El jefe de redacción sonrió.

—La dificultad reside en que no debemos juzgar a esa gente según nuestros criterios. Las dificultades que afrontan son tremendas. Y es una cultura completamente distinta.

—¿Por qué no podemos? Es una actitud paternalista. ¿Y no nos hemos hartado ya de no juzgar a otros según nuestros criterios?

—Síiiii... —repuso Fred—. Ya veo por dónde vas. De acuerdo, investigaré el asunto.
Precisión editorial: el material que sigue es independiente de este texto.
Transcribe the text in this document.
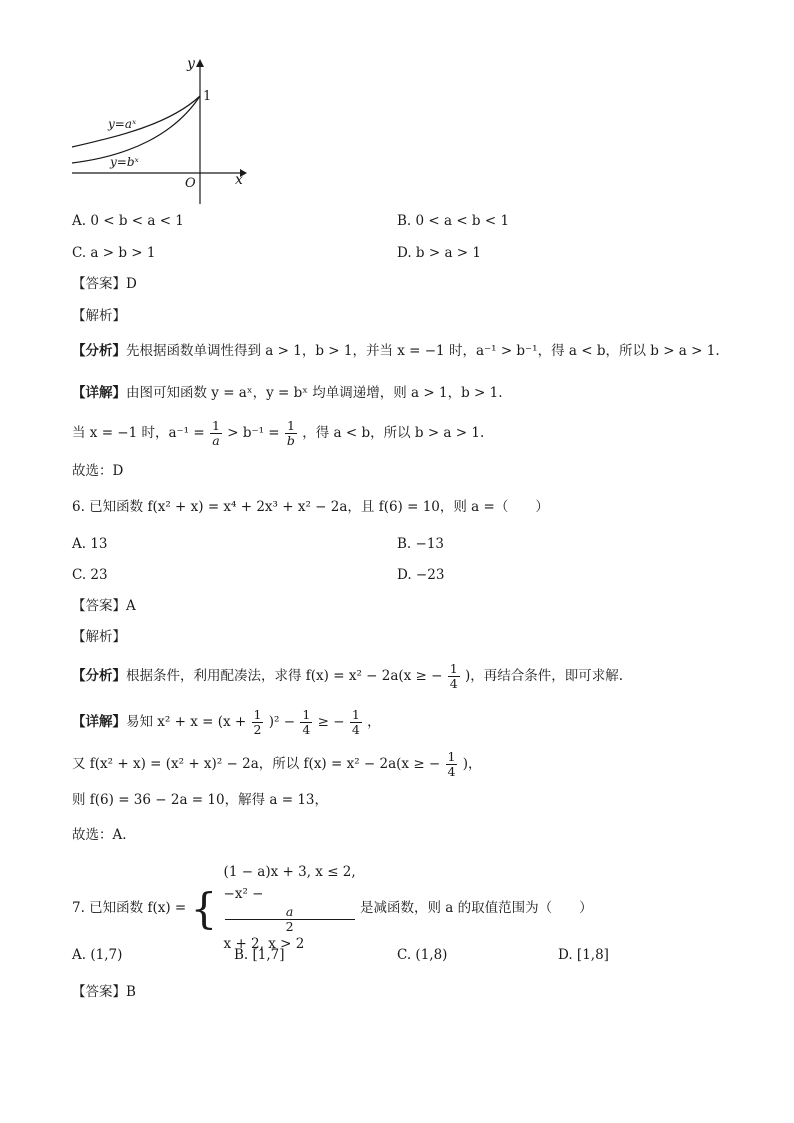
y
1
y=aˣ
y=bˣ
O	x
A. 0 < b < a < 1	B. 0 < a < b < 1
C. a > b > 1	D. b > a > 1
【答案】D
【解析】
【分析】先根据函数单调性得到 a > 1，b > 1，并当 x = −1 时，a⁻¹ > b⁻¹，得 a < b，所以 b > a > 1.
【详解】由图可知函数 y = aˣ，y = bˣ 均单调递增，则 a > 1，b > 1.
当 x = −1 时，$a^{-1} = \frac{1}{a} > b^{-1} = \frac{1}{b}$ ，得 a < b，所以 b > a > 1.
故选：D
6. 已知函数 f(x² + x) = x⁴ + 2x³ + x² − 2a，且 f(6) = 10，则 a =（　　）
A. 13	B. −13
C. 23	D. −23
【答案】A
【解析】
【分析】根据条件，利用配凑法，求得 f(x) = x² − 2a(x ≥ − $\frac{1}{4}$ )，再结合条件，即可求解.
【详解】易知 $x^2 + x = (x + \frac{1}{2} )^2 - \frac{1}{4}$ ≥ − $\frac{1}{4}$ ，
又 f(x² + x) = (x² + x)² − 2a，所以 f(x) = x² − 2a(x ≥ − $\frac{1}{4}$ )，
则 f(6) = 36 − 2a = 10，解得 a = 13，
故选：A.
7. 已知函数 f(x) = {
(1 − a)x + 3, x ≤ 2,
−x² −
a
2
x + 2, x > 2
是减函数，则 a 的取值范围为（　　）
A. (1,7)	B. [1,7]	C. (1,8)	D. [1,8]
【答案】B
Superado ese momento incómodo para los dos, intentaron recuperar la gloriosa irresponsabilidad de épocas pasadas, cuando Colin casi no se atrevía a expresar sus insólitas opiniones fuera de la seguridad de su hogar, y cuando la vida del joven Fred discurría como una prolongada fiesta de libertinaje y anarquía. Por desgracia no lo consiguieron. Fred, un segundo hijo. Colin, como de costumbre, sólo podía pensar en la novela que estaba escribiendo. Sabía que quizá debía hacer algo más por Sylvia, pero ¿tener una novela a medias no había sido siempre la mejor de las excusas? Además, Sylvia le inspiraba sentimientos de culpa, y no entendía por qué. Había olvidado lo mucho que le había molestado el que se instalara en casa de Julia, cuánto se lo había recriminado a su madre. Ahora recordaba aquella época con orgullo: él, Sophie y cualquiera que hubiese pasado por la casa en aquellos tiempos hablaba con añoranza de lo mucho que se habían divertido. Por otra parte, sabía que siempre había envidiado la serena actitud de su hermano ante Sylvia, pero le irritaba la religiosidad de ésta y lo que él interpretaba como una necesidad neurótica de sacrificarse. Y en la última visita la había obligado a sentarse en sus rodillas..., ¡qué momento tan incómodo para los dos! A pesar de todo la quería, sí, la quería, y se había visto obligado a hacer algo por África, y lo había hecho.